Classical harmonic oscillator in the canonical ensemble

Phase-space partition function and thermodynamics of a classical harmonic oscillator; a standard illustration of equipartition.

Classical harmonic oscillator in the canonical ensemble

Model

Consider a one-dimensional classical harmonic oscillator with coordinate $q\in\mathbb{R}$ and momentum $p\in\mathbb{R}$ , with Hamiltonian

H(p,q)=\frac{p^2}{2m}+\frac12 m\omega^2 q^2 .

We place the system in the canonical ensemble at inverse temperature $\beta=1/(k_B T)$ .

Using the classical phase-space definition of the canonical partition function , with the usual $1/h$ normalization,

Z_1(\beta)=\frac{1}{h}\int_{\mathbb{R}}\int_{\mathbb{R}} e^{-\beta H(p,q)}\,dp\,dq .

The Gaussian integrals factor:

\int_{\mathbb{R}} e^{-\beta p^2/(2m)}\,dp=\sqrt{\frac{2\pi m}{\beta}},\qquad \int_{\mathbb{R}} e^{-\beta m\omega^2 q^2/2}\,dq=\sqrt{\frac{2\pi}{\beta m\omega^2}}.

Hence

Z_1(\beta)=\frac{1}{h}\,\frac{2\pi}{\beta\omega}=\frac{1}{\beta\hbar\omega},

using $h=2\pi\hbar$ . (Changing the phase-space normalization shifts $F$ and $S$ by constants, but does not change $U$ or $C_V$ .)

F(\beta)=-\beta^{-1}\ln Z_1(\beta)=k_B T\,\ln(\beta\hbar\omega).

U(\beta)=-\frac{\partial}{\partial\beta}\ln Z_1(\beta)=\frac{1}{\beta}=k_B T .

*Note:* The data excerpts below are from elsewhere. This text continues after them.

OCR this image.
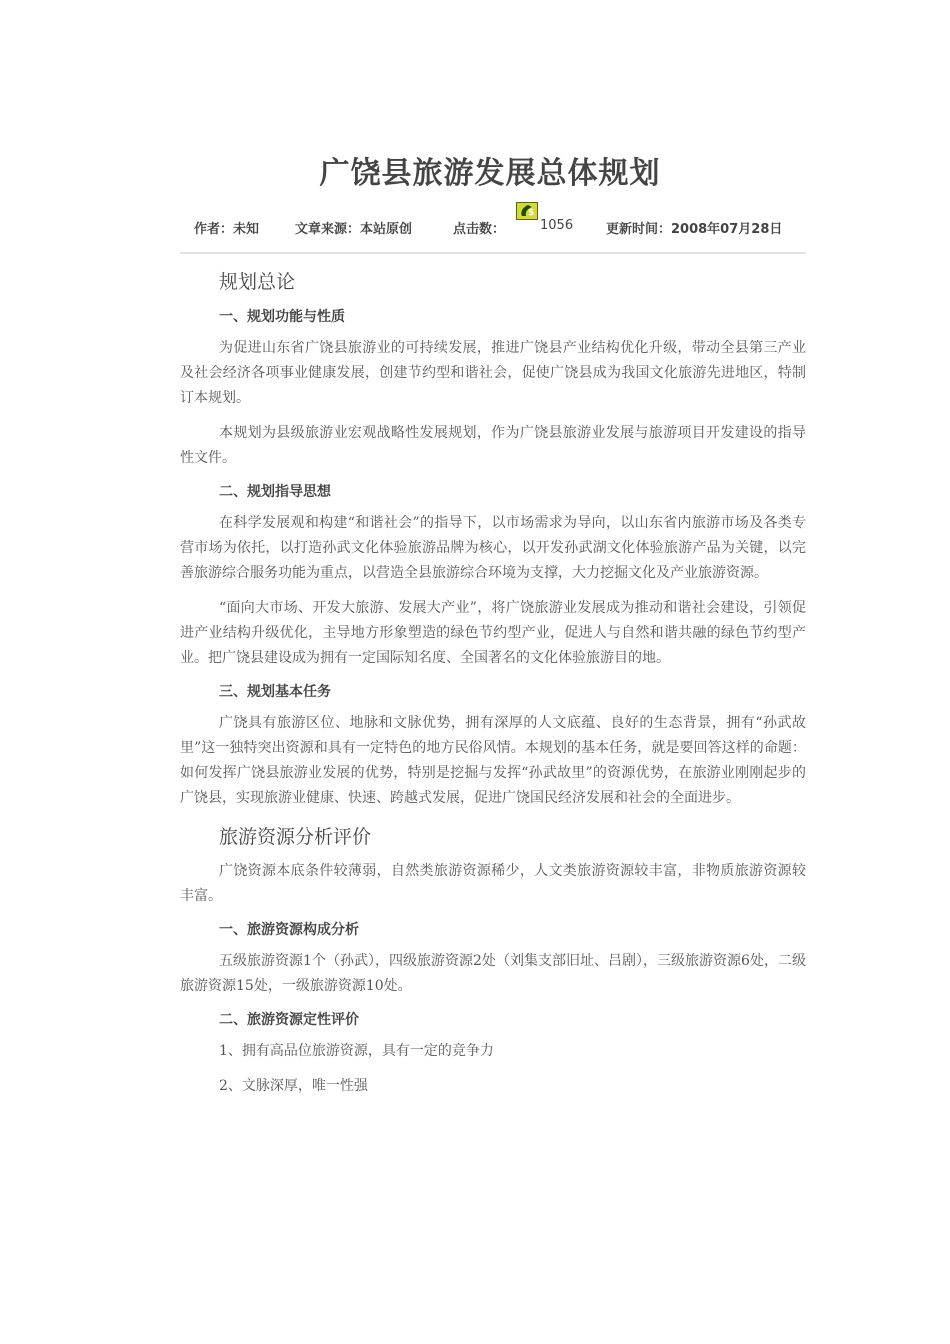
广饶县旅游发展总体规划
作者：未知	文章来源：本站原创	点击数：	1056	更新时间：2008年07月28日
$
规划总论
一、规划功能与性质
为促进山东省广饶县旅游业的可持续发展，推进广饶县产业结构优化升级，带动全县第三产业及社会经济各项事业健康发展，创建节约型和谐社会，促使广饶县成为我国文化旅游先进地区，特制订本规划。
本规划为县级旅游业宏观战略性发展规划，作为广饶县旅游业发展与旅游项目开发建设的指导性文件。
二、规划指导思想
在科学发展观和构建“和谐社会”的指导下，以市场需求为导向，以山东省内旅游市场及各类专营市场为依托，以打造孙武文化体验旅游品牌为核心，以开发孙武湖文化体验旅游产品为关键，以完善旅游综合服务功能为重点，以营造全县旅游综合环境为支撑，大力挖掘文化及产业旅游资源。
“面向大市场、开发大旅游、发展大产业”，将广饶旅游业发展成为推动和谐社会建设，引领促进产业结构升级优化，主导地方形象塑造的绿色节约型产业，促进人与自然和谐共融的绿色节约型产业。把广饶县建设成为拥有一定国际知名度、全国著名的文化体验旅游目的地。
三、规划基本任务
广饶具有旅游区位、地脉和文脉优势，拥有深厚的人文底蕴、良好的生态背景，拥有“孙武故里”这一独特突出资源和具有一定特色的地方民俗风情。本规划的基本任务，就是要回答这样的命题：如何发挥广饶县旅游业发展的优势，特别是挖掘与发挥“孙武故里”的资源优势，在旅游业刚刚起步的广饶县，实现旅游业健康、快速、跨越式发展，促进广饶国民经济发展和社会的全面进步。
旅游资源分析评价
广饶资源本底条件较薄弱，自然类旅游资源稀少，人文类旅游资源较丰富，非物质旅游资源较丰富。
一、旅游资源构成分析
五级旅游资源1个（孙武），四级旅游资源2处（刘集支部旧址、吕剧），三级旅游资源6处，二级旅游资源15处，一级旅游资源10处。
二、旅游资源定性评价
1、拥有高品位旅游资源，具有一定的竞争力
2、文脉深厚，唯一性强
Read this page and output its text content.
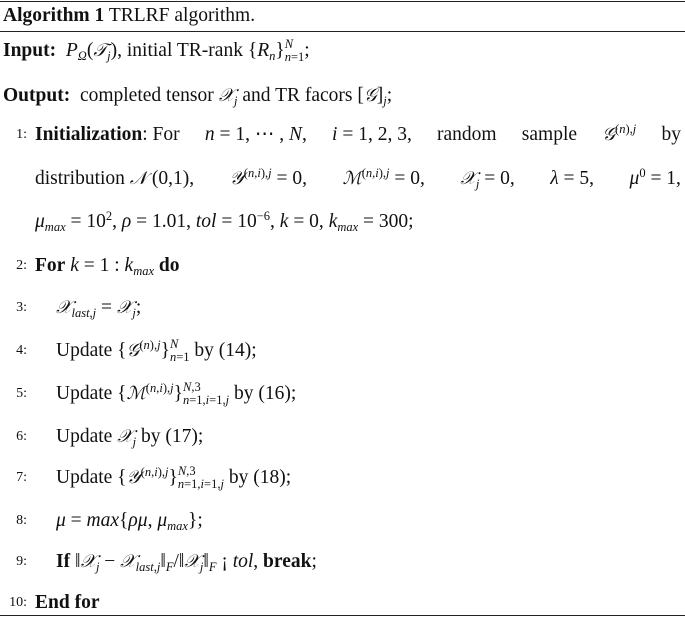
Algorithm 1 TRLRF algorithm.
Input: $P_\Omega(𝒯_j)$, initial TR-rank $\{R_n\}$ N
n=1 ;
Output:  completed tensor 𝒳$_j$ and TR facors $[𝒢]_j$;
1: Initialization: For n = 1, ⋯ , N, i = 1, 2, 3, random sample 𝒢$^{(n),j}$ by
distribution 𝒩 (0,1), 𝒴$^{(n,i),j}$ = 0, ℳ$^{(n,i),j}$ = 0, 𝒳$_j$ = 0, λ = 5, $\mu^0 = 1$,
$\mu_{max} = 10^2$, ρ = 1.01, tol = $10^{-6}$, k = 0, $k_{max} = 300$;
2: For k = 1 : $k_{max}$ do
3: 𝒳$_{last,j}$ = 𝒳$_j$;
4: Update {𝒢$^{(n),j}$} N
n=1 by (14);
5: Update {ℳ$^{(n,i),j}$} N,3
n=1,i=1,j by (16);
6: Update 𝒳$_j$ by (17);
7: Update {𝒴$^{(n,i),j}$} N,3
n=1,i=1,j by (18);
8: μ = max{ρμ, $\mu_{max}$};
9: If ‖𝒳$_j$ − $𝒳_{last,j}‖_F/‖𝒳_j‖_F$ ¡ tol, break;
10: End for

The thermodynamic entropy (canonical identity $S=k_B(\ln Z+\beta U)$ ) is

S(\beta)=k_B\bigl(\ln Z_1(\beta)+\beta U(\beta)\bigr)=k_B\Bigl(1-\ln(\beta\hbar\omega)\Bigr).

The heat capacity at constant volume (see heat capacity at constant volume ) is

C_V=\left(\frac{\partial U}{\partial T}\right)=k_B .

As ensemble averages under the canonical Gibbs density, equipartition yields

\Bigl\langle \frac{p^2}{2m}\Bigr\rangle=\frac12 k_B T,\qquad \Bigl\langle \frac12 m\omega^2 q^2\Bigr\rangle=\frac12 k_B T,

\langle p^2\rangle = m k_B T,\qquad \langle q^2\rangle = \frac{k_B T}{m\omega^2}.

For $N$ independent (distinguishable) classical oscillators of the same frequency,

Z_N(\beta)=\bigl(Z_1(\beta)\bigr)^N,\qquad U_N = N k_B T,\qquad C_V = N k_B.